One of the easiest entrances into happy writing is to write about noises. At the same time, becoming attuned to sounds in writing opens into some of the most nerdy and wonderful aspects of language as well as some truly powerful writing.
I like to start writing about noises and thinking about the sound of words right away. Often this is the second or third prompt I try writing with children. Sometimes we just write poems about noisy things. Halloween, storms, cities. There’s a wonderful sense of motion and action in these poems, such as this one, written as a group, with each kid writing a line or two on slips of paper, and me putting them in a pleasing order:
The Busy City
I can hear the peaceful sound of the city. Honk! Honk! Honk! Honk!
I hear a sound that sounds like somebody going flop. No, a car.
Up the escalator, down the very tall stairs. Honk goes the cars. Well goes the man, why’d you hit my bumper.
Basher — THWACK! Crack! Gun — RAT-A tat tat. Plink, Jink, SLAKT! Freedom! Boom!
Honk, crash, boom, eeeoooeeeooo.
The town was noisy. Boom, crash, splat. Everything was noisy. Creak, bang. Too loud, too loud. The town is too loud.
Hewwwph…. The wind of the storm. Honk, honk, whew. A traffic jam. Stop the! — bang, bang. The guns in a riot. Croak, criou, criou. Insects in the night. Hewwph. Honk, whew, bang, croak, criou. The city.
There were rock bands playing and pots slamming together. Tornado!
Creak, squeak, creak, squeak, wipers sweep the splashy glass the splishy fishy puddle washing wheels crossing hills heading home through the rain beat streets.
The moths are buzzing with their golden wings under the light of the moon.
Boom crack. Sound. My heart beat goes on and on. On.
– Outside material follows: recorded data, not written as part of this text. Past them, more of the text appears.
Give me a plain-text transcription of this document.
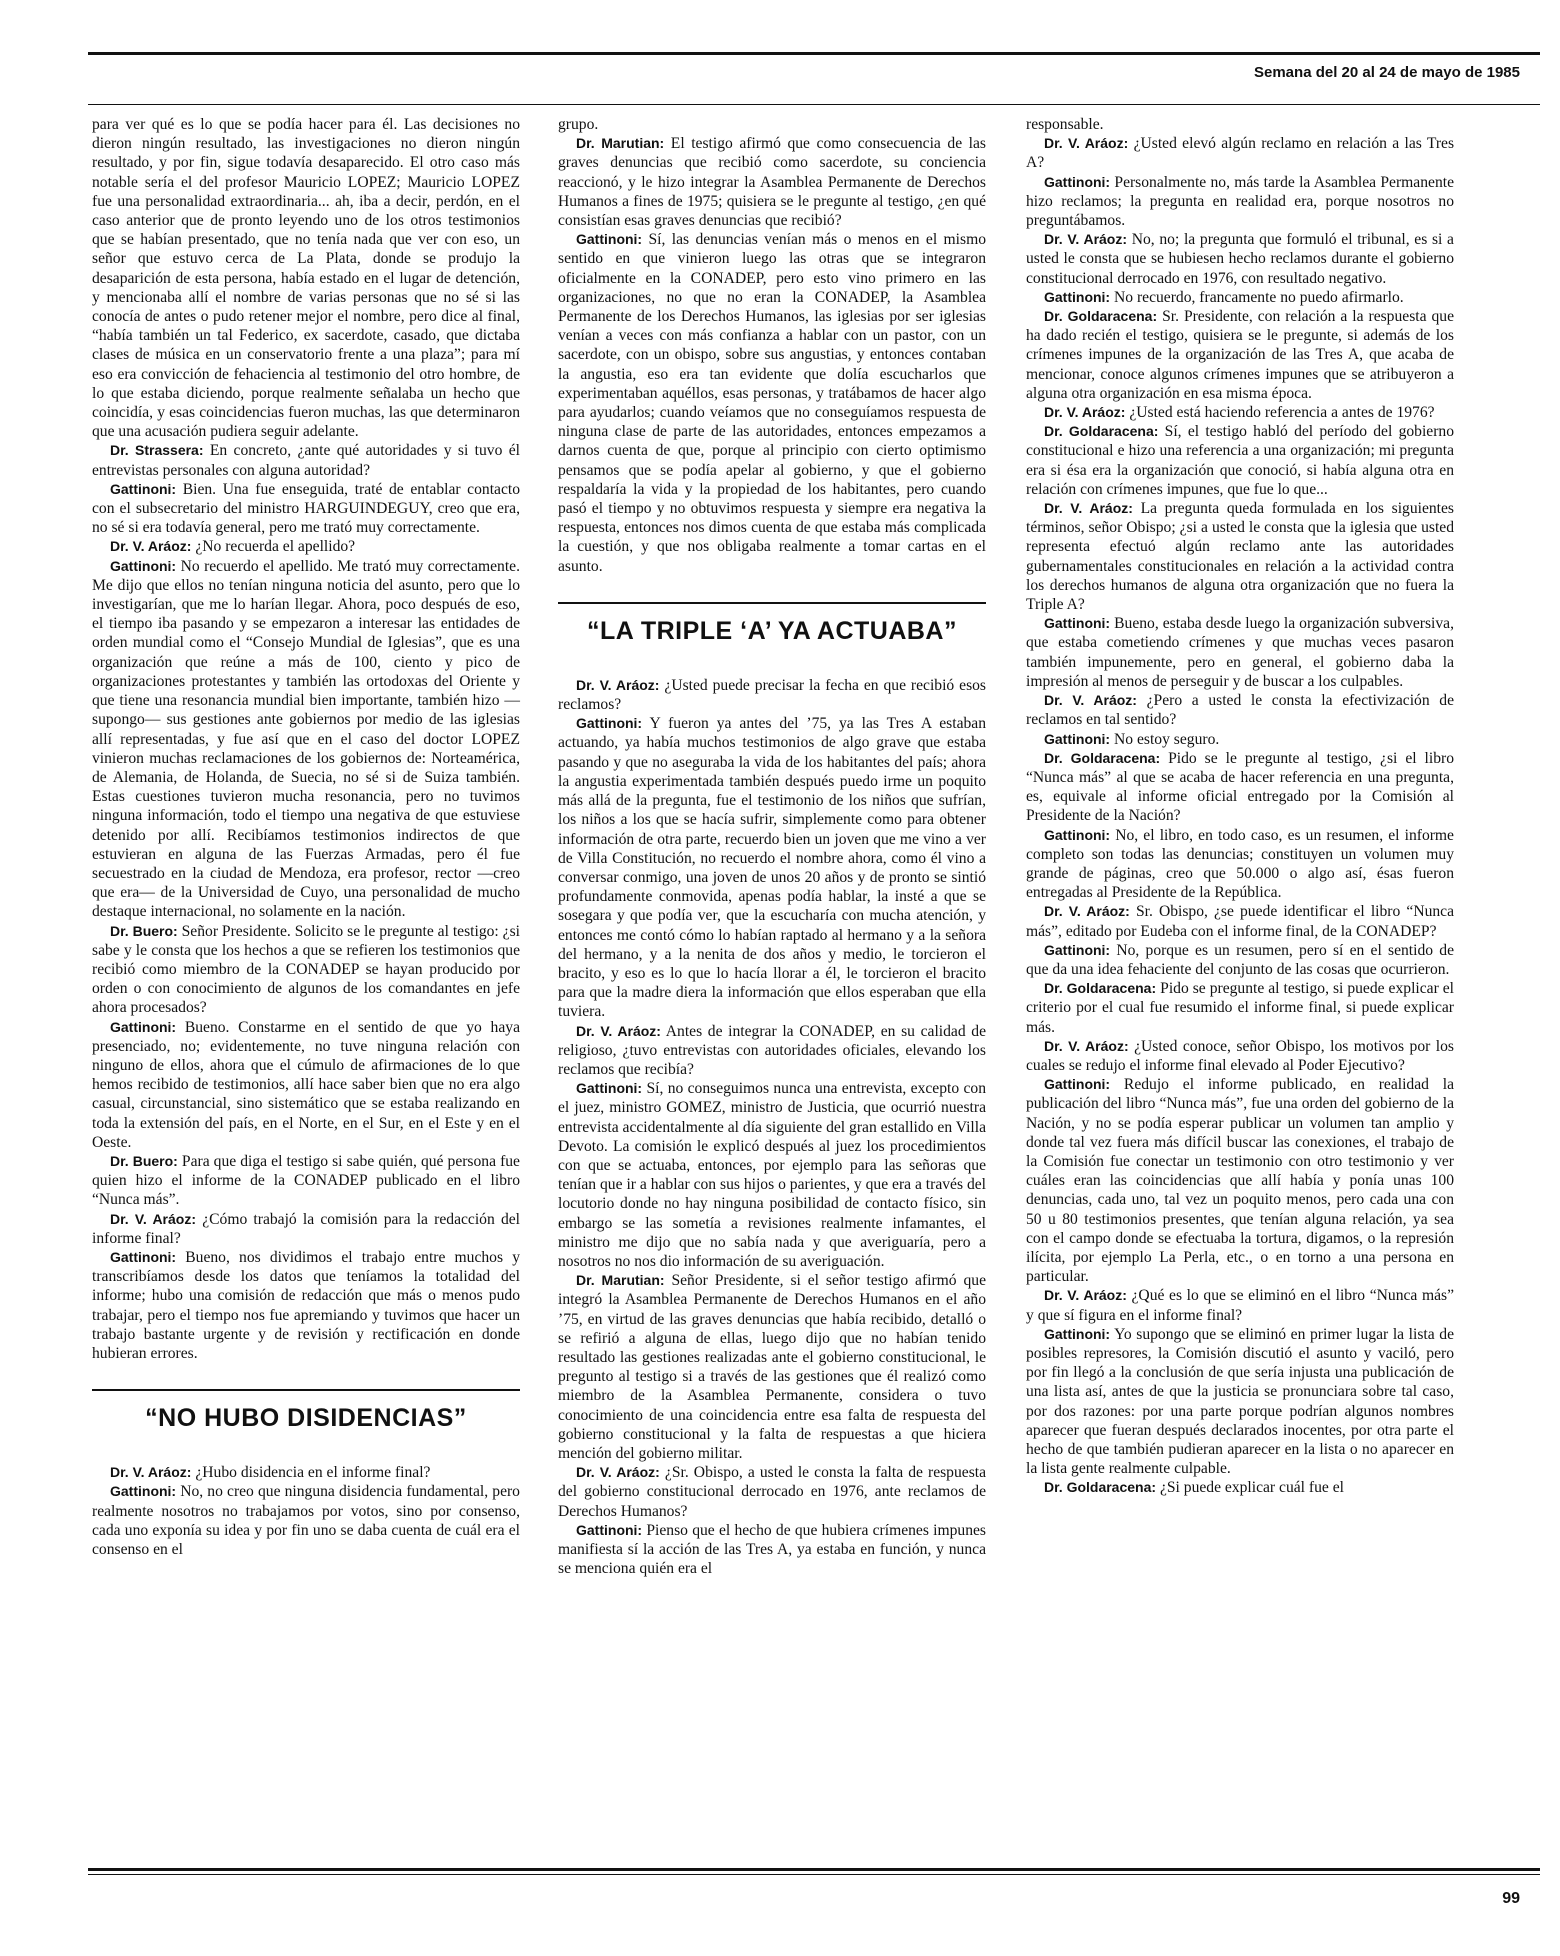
Semana del 20 al 24 de mayo de 1985

para ver qué es lo que se podía hacer para él. Las decisiones no dieron ningún resultado, las investigaciones no dieron ningún resultado, y por fin, sigue todavía desaparecido. El otro caso más notable sería el del profesor Mauricio LOPEZ; Mauricio LOPEZ fue una personalidad extraordinaria... ah, iba a decir, perdón, en el caso anterior que de pronto leyendo uno de los otros testimonios que se habían presentado, que no tenía nada que ver con eso, un señor que estuvo cerca de La Plata, donde se produjo la desaparición de esta persona, había estado en el lugar de detención, y mencionaba allí el nombre de varias personas que no sé si las conocía de antes o pudo retener mejor el nombre, pero dice al final, “había también un tal Federico, ex sacerdote, casado, que dictaba clases de música en un conservatorio frente a una plaza”; para mí eso era convicción de fehaciencia al testimonio del otro hombre, de lo que estaba diciendo, porque realmente señalaba un hecho que coincidía, y esas coincidencias fueron muchas, las que determinaron que una acusación pudiera seguir adelante.

Dr. Strassera: En concreto, ¿ante qué autoridades y si tuvo él entrevistas personales con alguna autoridad?

Gattinoni: Bien. Una fue enseguida, traté de entablar contacto con el subsecretario del ministro HARGUINDEGUY, creo que era, no sé si era todavía general, pero me trató muy correctamente.

Dr. V. Aráoz: ¿No recuerda el apellido?

Gattinoni: No recuerdo el apellido. Me trató muy correctamente. Me dijo que ellos no tenían ninguna noticia del asunto, pero que lo investigarían, que me lo harían llegar. Ahora, poco después de eso, el tiempo iba pasando y se empezaron a interesar las entidades de orden mundial como el “Consejo Mundial de Iglesias”, que es una organización que reúne a más de 100, ciento y pico de organizaciones protestantes y también las ortodoxas del Oriente y que tiene una resonancia mundial bien importante, también hizo —supongo— sus gestiones ante gobiernos por medio de las iglesias allí representadas, y fue así que en el caso del doctor LOPEZ vinieron muchas reclamaciones de los gobiernos de: Norteamérica, de Alemania, de Holanda, de Suecia, no sé si de Suiza también. Estas cuestiones tuvieron mucha resonancia, pero no tuvimos ninguna información, todo el tiempo una negativa de que estuviese detenido por allí. Recibíamos testimonios indirectos de que estuvieran en alguna de las Fuerzas Armadas, pero él fue secuestrado en la ciudad de Mendoza, era profesor, rector —creo que era— de la Universidad de Cuyo, una personalidad de mucho destaque internacional, no solamente en la nación.

Dr. Buero: Señor Presidente. Solicito se le pregunte al testigo: ¿si sabe y le consta que los hechos a que se refieren los testimonios que recibió como miembro de la CONADEP se hayan producido por orden o con conocimiento de algunos de los comandantes en jefe ahora procesados?

Gattinoni: Bueno. Constarme en el sentido de que yo haya presenciado, no; evidentemente, no tuve ninguna relación con ninguno de ellos, ahora que el cúmulo de afirmaciones de lo que hemos recibido de testimonios, allí hace saber bien que no era algo casual, circunstancial, sino sistemático que se estaba realizando en toda la extensión del país, en el Norte, en el Sur, en el Este y en el Oeste.

Dr. Buero: Para que diga el testigo si sabe quién, qué persona fue quien hizo el informe de la CONADEP publicado en el libro “Nunca más”.

Dr. V. Aráoz: ¿Cómo trabajó la comisión para la redacción del informe final?

Gattinoni: Bueno, nos dividimos el trabajo entre muchos y transcribíamos desde los datos que teníamos la totalidad del informe; hubo una comisión de redacción que más o menos pudo trabajar, pero el tiempo nos fue apremiando y tuvimos que hacer un trabajo bastante urgente y de revisión y rectificación en donde hubieran errores.

“NO HUBO DISIDENCIAS”

Dr. V. Aráoz: ¿Hubo disidencia en el informe final?

Gattinoni: No, no creo que ninguna disidencia fundamental, pero realmente nosotros no trabajamos por votos, sino por consenso, cada uno exponía su idea y por fin uno se daba cuenta de cuál era el consenso en el

grupo.

Dr. Marutian: El testigo afirmó que como consecuencia de las graves denuncias que recibió como sacerdote, su conciencia reaccionó, y le hizo integrar la Asamblea Permanente de Derechos Humanos a fines de 1975; quisiera se le pregunte al testigo, ¿en qué consistían esas graves denuncias que recibió?

Gattinoni: Sí, las denuncias venían más o menos en el mismo sentido en que vinieron luego las otras que se integraron oficialmente en la CONADEP, pero esto vino primero en las organizaciones, no que no eran la CONADEP, la Asamblea Permanente de los Derechos Humanos, las iglesias por ser iglesias venían a veces con más confianza a hablar con un pastor, con un sacerdote, con un obispo, sobre sus angustias, y entonces contaban la angustia, eso era tan evidente que dolía escucharlos que experimentaban aquéllos, esas personas, y tratábamos de hacer algo para ayudarlos; cuando veíamos que no conseguíamos respuesta de ninguna clase de parte de las autoridades, entonces empezamos a darnos cuenta de que, porque al principio con cierto optimismo pensamos que se podía apelar al gobierno, y que el gobierno respaldaría la vida y la propiedad de los habitantes, pero cuando pasó el tiempo y no obtuvimos respuesta y siempre era negativa la respuesta, entonces nos dimos cuenta de que estaba más complicada la cuestión, y que nos obligaba realmente a tomar cartas en el asunto.

“LA TRIPLE ‘A’ YA ACTUABA”

Dr. V. Aráoz: ¿Usted puede precisar la fecha en que recibió esos reclamos?

Gattinoni: Y fueron ya antes del ’75, ya las Tres A estaban actuando, ya había muchos testimonios de algo grave que estaba pasando y que no aseguraba la vida de los habitantes del país; ahora la angustia experimentada también después puedo irme un poquito más allá de la pregunta, fue el testimonio de los niños que sufrían, los niños a los que se hacía sufrir, simplemente como para obtener información de otra parte, recuerdo bien un joven que me vino a ver de Villa Constitución, no recuerdo el nombre ahora, como él vino a conversar conmigo, una joven de unos 20 años y de pronto se sintió profundamente conmovida, apenas podía hablar, la insté a que se sosegara y que podía ver, que la escucharía con mucha atención, y entonces me contó cómo lo habían raptado al hermano y a la señora del hermano, y a la nenita de dos años y medio, le torcieron el bracito, y eso es lo que lo hacía llorar a él, le torcieron el bracito para que la madre diera la información que ellos esperaban que ella tuviera.

Dr. V. Aráoz: Antes de integrar la CONADEP, en su calidad de religioso, ¿tuvo entrevistas con autoridades oficiales, elevando los reclamos que recibía?

Gattinoni: Sí, no conseguimos nunca una entrevista, excepto con el juez, ministro GOMEZ, ministro de Justicia, que ocurrió nuestra entrevista accidentalmente al día siguiente del gran estallido en Villa Devoto. La comisión le explicó después al juez los procedimientos con que se actuaba, entonces, por ejemplo para las señoras que tenían que ir a hablar con sus hijos o parientes, y que era a través del locutorio donde no hay ninguna posibilidad de contacto físico, sin embargo se las sometía a revisiones realmente infamantes, el ministro me dijo que no sabía nada y que averiguaría, pero a nosotros no nos dio información de su averiguación.

Dr. Marutian: Señor Presidente, si el señor testigo afirmó que integró la Asamblea Permanente de Derechos Humanos en el año ’75, en virtud de las graves denuncias que había recibido, detalló o se refirió a alguna de ellas, luego dijo que no habían tenido resultado las gestiones realizadas ante el gobierno constitucional, le pregunto al testigo si a través de las gestiones que él realizó como miembro de la Asamblea Permanente, considera o tuvo conocimiento de una coincidencia entre esa falta de respuesta del gobierno constitucional y la falta de respuestas a que hiciera mención del gobierno militar.

Dr. V. Aráoz: ¿Sr. Obispo, a usted le consta la falta de respuesta del gobierno constitucional derrocado en 1976, ante reclamos de Derechos Humanos?

Gattinoni: Pienso que el hecho de que hubiera crímenes impunes manifiesta sí la acción de las Tres A, ya estaba en función, y nunca se menciona quién era el

responsable.

Dr. V. Aráoz: ¿Usted elevó algún reclamo en relación a las Tres A?

Gattinoni: Personalmente no, más tarde la Asamblea Permanente hizo reclamos; la pregunta en realidad era, porque nosotros no preguntábamos.

Dr. V. Aráoz: No, no; la pregunta que formuló el tribunal, es si a usted le consta que se hubiesen hecho reclamos durante el gobierno constitucional derrocado en 1976, con resultado negativo.

Gattinoni: No recuerdo, francamente no puedo afirmarlo.

Dr. Goldaracena: Sr. Presidente, con relación a la respuesta que ha dado recién el testigo, quisiera se le pregunte, si además de los crímenes impunes de la organización de las Tres A, que acaba de mencionar, conoce algunos crímenes impunes que se atribuyeron a alguna otra organización en esa misma época.

Dr. V. Aráoz: ¿Usted está haciendo referencia a antes de 1976?

Dr. Goldaracena: Sí, el testigo habló del período del gobierno constitucional e hizo una referencia a una organización; mi pregunta era si ésa era la organización que conoció, si había alguna otra en relación con crímenes impunes, que fue lo que...

Dr. V. Aráoz: La pregunta queda formulada en los siguientes términos, señor Obispo; ¿si a usted le consta que la iglesia que usted representa efectuó algún reclamo ante las autoridades gubernamentales constitucionales en relación a la actividad contra los derechos humanos de alguna otra organización que no fuera la Triple A?

Gattinoni: Bueno, estaba desde luego la organización subversiva, que estaba cometiendo crímenes y que muchas veces pasaron también impunemente, pero en general, el gobierno daba la impresión al menos de perseguir y de buscar a los culpables.

Dr. V. Aráoz: ¿Pero a usted le consta la efectivización de reclamos en tal sentido?

Gattinoni: No estoy seguro.

Dr. Goldaracena: Pido se le pregunte al testigo, ¿si el libro “Nunca más” al que se acaba de hacer referencia en una pregunta, es, equivale al informe oficial entregado por la Comisión al Presidente de la Nación?

Gattinoni: No, el libro, en todo caso, es un resumen, el informe completo son todas las denuncias; constituyen un volumen muy grande de páginas, creo que 50.000 o algo así, ésas fueron entregadas al Presidente de la República.

Dr. V. Aráoz: Sr. Obispo, ¿se puede identificar el libro “Nunca más”, editado por Eudeba con el informe final, de la CONADEP?

Gattinoni: No, porque es un resumen, pero sí en el sentido de que da una idea fehaciente del conjunto de las cosas que ocurrieron.

Dr. Goldaracena: Pido se pregunte al testigo, si puede explicar el criterio por el cual fue resumido el informe final, si puede explicar más.

Dr. V. Aráoz: ¿Usted conoce, señor Obispo, los motivos por los cuales se redujo el informe final elevado al Poder Ejecutivo?

Gattinoni: Redujo el informe publicado, en realidad la publicación del libro “Nunca más”, fue una orden del gobierno de la Nación, y no se podía esperar publicar un volumen tan amplio y donde tal vez fuera más difícil buscar las conexiones, el trabajo de la Comisión fue conectar un testimonio con otro testimonio y ver cuáles eran las coincidencias que allí había y ponía unas 100 denuncias, cada uno, tal vez un poquito menos, pero cada una con 50 u 80 testimonios presentes, que tenían alguna relación, ya sea con el campo donde se efectuaba la tortura, digamos, o la represión ilícita, por ejemplo La Perla, etc., o en torno a una persona en particular.

Dr. V. Aráoz: ¿Qué es lo que se eliminó en el libro “Nunca más” y que sí figura en el informe final?

Gattinoni: Yo supongo que se eliminó en primer lugar la lista de posibles represores, la Comisión discutió el asunto y vaciló, pero por fin llegó a la conclusión de que sería injusta una publicación de una lista así, antes de que la justicia se pronunciara sobre tal caso, por dos razones: por una parte porque podrían algunos nombres aparecer que fueran después declarados inocentes, por otra parte el hecho de que también pudieran aparecer en la lista o no aparecer en la lista gente realmente culpable.

Dr. Goldaracena: ¿Si puede explicar cuál fue el

99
This is very fun for young children, or really for anyone who likes to feel the power of being very loud. Noise poems get playful and kinesthetic – a great entrance into poetry for the wiggly crowd. It works well as a prompt for kids to write individual poems too. As always, I tell them it doesn’t need to rhyme.
Another entrance into writing about noises is listening. This prompt could be done outside in a park , a busy cityscape, while waiting somewhere boring, or from the imagination. Simply write down a big list of everything you hear. Be detailed. Use the most specific words you can. Do you hear a robin or a sparrow? An ambulance or a fire truck? You can describe the sounds if you like. Imagine everything you hear becomes part of something, maybe even yourself. Your poem (or list, but let’s call it a poem!) includes it all. If you want to bring in some Venerable American Poetry, Walt Whitman does this in Song of Myself (section 26 excerpted here):
Now I will do nothing but listen,
To accrue what I hear into this song, to let sounds contribute toward it.
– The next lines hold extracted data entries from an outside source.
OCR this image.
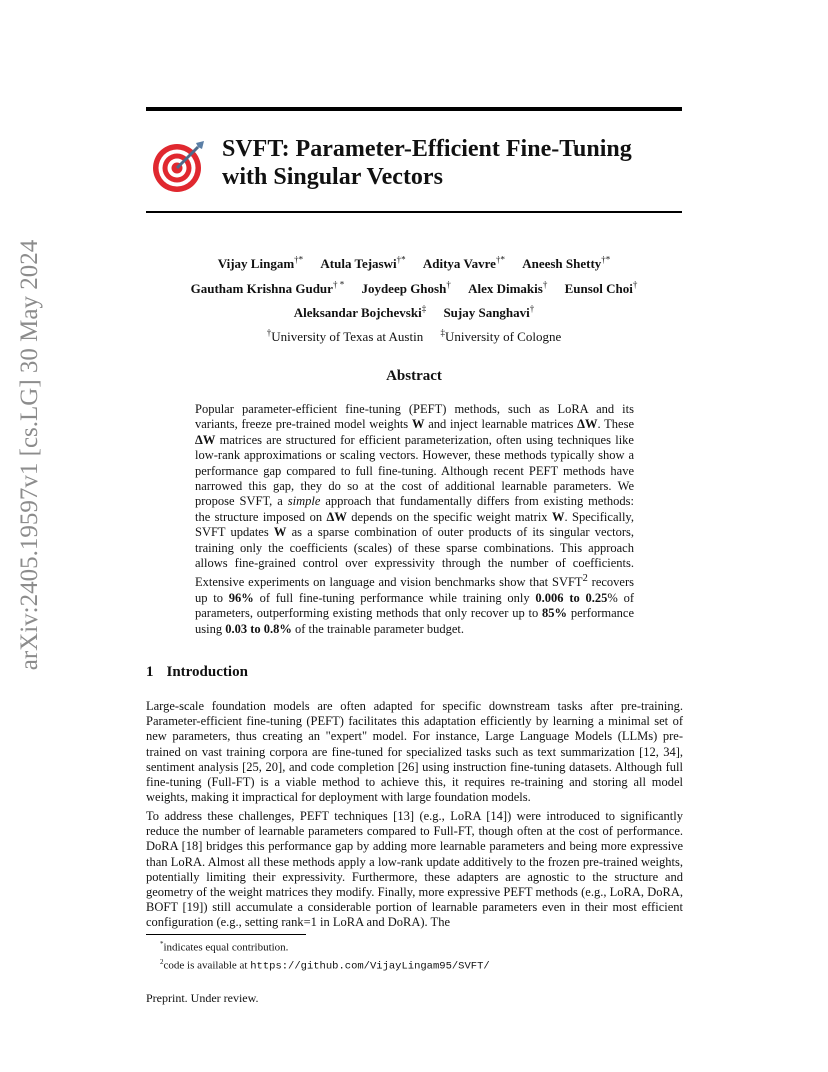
arXiv:2405.19597v1 [cs.LG] 30 May 2024
SVFT: Parameter-Efficient Fine-Tuning
with Singular Vectors
Vijay Lingam†* Atula Tejaswi†* Aditya Vavre†* Aneesh Shetty†*
Gautham Krishna Gudur† * Joydeep Ghosh† Alex Dimakis† Eunsol Choi†
Aleksandar Bojchevski‡ Sujay Sanghavi†
†University of Texas at Austin ‡University of Cologne
Abstract

Popular parameter-efficient fine-tuning (PEFT) methods, such as LoRA and its variants, freeze pre-trained model weights W and inject learnable matrices ΔW. These ΔW matrices are structured for efficient parameterization, often using techniques like low-rank approximations or scaling vectors. However, these methods typically show a performance gap compared to full fine-tuning. Although recent PEFT methods have narrowed this gap, they do so at the cost of additional learnable parameters. We propose SVFT, a simple approach that fundamentally differs from existing methods: the structure imposed on ΔW depends on the specific weight matrix W. Specifically, SVFT updates W as a sparse combination of outer products of its singular vectors, training only the coefficients (scales) of these sparse combinations. This approach allows fine-grained control over expressivity through the number of coefficients. Extensive experiments on language and vision benchmarks show that SVFT$^2$ recovers up to 96% of full fine-tuning performance while training only 0.006 to 0.25% of parameters, outperforming existing methods that only recover up to 85% performance using 0.03 to 0.8% of the trainable parameter budget.

1 Introduction

Large-scale foundation models are often adapted for specific downstream tasks after pre-training. Parameter-efficient fine-tuning (PEFT) facilitates this adaptation efficiently by learning a minimal set of new parameters, thus creating an "expert" model. For instance, Large Language Models (LLMs) pre-trained on vast training corpora are fine-tuned for specialized tasks such as text summarization [12, 34], sentiment analysis [25, 20], and code completion [26] using instruction fine-tuning datasets. Although full fine-tuning (Full-FT) is a viable method to achieve this, it requires re-training and storing all model weights, making it impractical for deployment with large foundation models.

To address these challenges, PEFT techniques [13] (e.g., LoRA [14]) were introduced to significantly reduce the number of learnable parameters compared to Full-FT, though often at the cost of performance. DoRA [18] bridges this performance gap by adding more learnable parameters and being more expressive than LoRA. Almost all these methods apply a low-rank update additively to the frozen pre-trained weights, potentially limiting their expressivity. Furthermore, these adapters are agnostic to the structure and geometry of the weight matrices they modify. Finally, more expressive PEFT methods (e.g., LoRA, DoRA, BOFT [19]) still accumulate a considerable portion of learnable parameters even in their most efficient configuration (e.g., setting rank=1 in LoRA and DoRA). The

*indicates equal contribution.
$^2$code is available at https://github.com/VijayLingam95/SVFT/
Preprint. Under review.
I hear bravuras of birds, bustle of growing wheat, gossip of flames, clack of sticks
cooking my meals,
I hear the sound I love, the sound of the human voice,
I hear all sounds running together, combined, fused or following,
Sounds of the city and sounds out of the city, sounds of the day and night,
Talkative young ones to those that like them, the loud laugh of work-people at their
meals,
The angry base of disjointed friendship, the faint tones of the sick,
The judge with hands tight to the desk, his pallid lips pronouncing a death-sentence,
The heave'e'yo of stevedores unlading ships by the wharves, the refrain of the
anchor-lifters,
The ring of alarm-bells, the cry of fire, the whirr of swift-streaking engines and hose-carts with premonitory tinkles and color'd lights,
The steam-whistle, the solid roll of the train of approaching cars,
The slow march play'd at the head of the association marching two and two,
(They go to guard some corpse, the flag-tops are draped with black muslin.)
I hear the violoncello, ('tis the young man's heart's complaint,)
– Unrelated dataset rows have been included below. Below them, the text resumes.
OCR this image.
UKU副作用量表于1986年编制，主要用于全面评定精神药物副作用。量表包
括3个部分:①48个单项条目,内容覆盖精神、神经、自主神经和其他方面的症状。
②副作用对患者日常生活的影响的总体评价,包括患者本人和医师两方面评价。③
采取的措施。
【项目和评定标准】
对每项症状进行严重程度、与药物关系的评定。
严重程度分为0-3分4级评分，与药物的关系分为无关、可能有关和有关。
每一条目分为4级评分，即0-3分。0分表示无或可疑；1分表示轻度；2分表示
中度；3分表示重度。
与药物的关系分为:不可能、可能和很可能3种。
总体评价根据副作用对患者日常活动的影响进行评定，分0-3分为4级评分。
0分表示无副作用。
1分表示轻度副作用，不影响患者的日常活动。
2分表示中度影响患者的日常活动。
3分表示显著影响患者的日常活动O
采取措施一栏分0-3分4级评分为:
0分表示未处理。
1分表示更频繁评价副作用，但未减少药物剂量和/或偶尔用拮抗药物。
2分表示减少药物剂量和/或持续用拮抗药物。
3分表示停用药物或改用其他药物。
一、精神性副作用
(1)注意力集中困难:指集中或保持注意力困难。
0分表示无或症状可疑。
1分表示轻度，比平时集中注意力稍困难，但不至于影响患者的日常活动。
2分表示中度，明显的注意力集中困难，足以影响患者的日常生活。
I hear the key'd cornet, it glides quickly in through my ears,
It shakes mad-sweet pangs through my belly and breast.
When I share Whitman with kids, I point out how long his lines are, as if he could squeeze everything in. I gesture with my arms a lot, like I’m hugging the whole world. I point out the precision of detail and the over-spilling enthusiasm for life. You can do any of that, or point out what strikes you. You can ask open questions. Or you can skip the Whitman altogether and just listen to the world around you and inside you and try to put it in all its cacophony into your poem.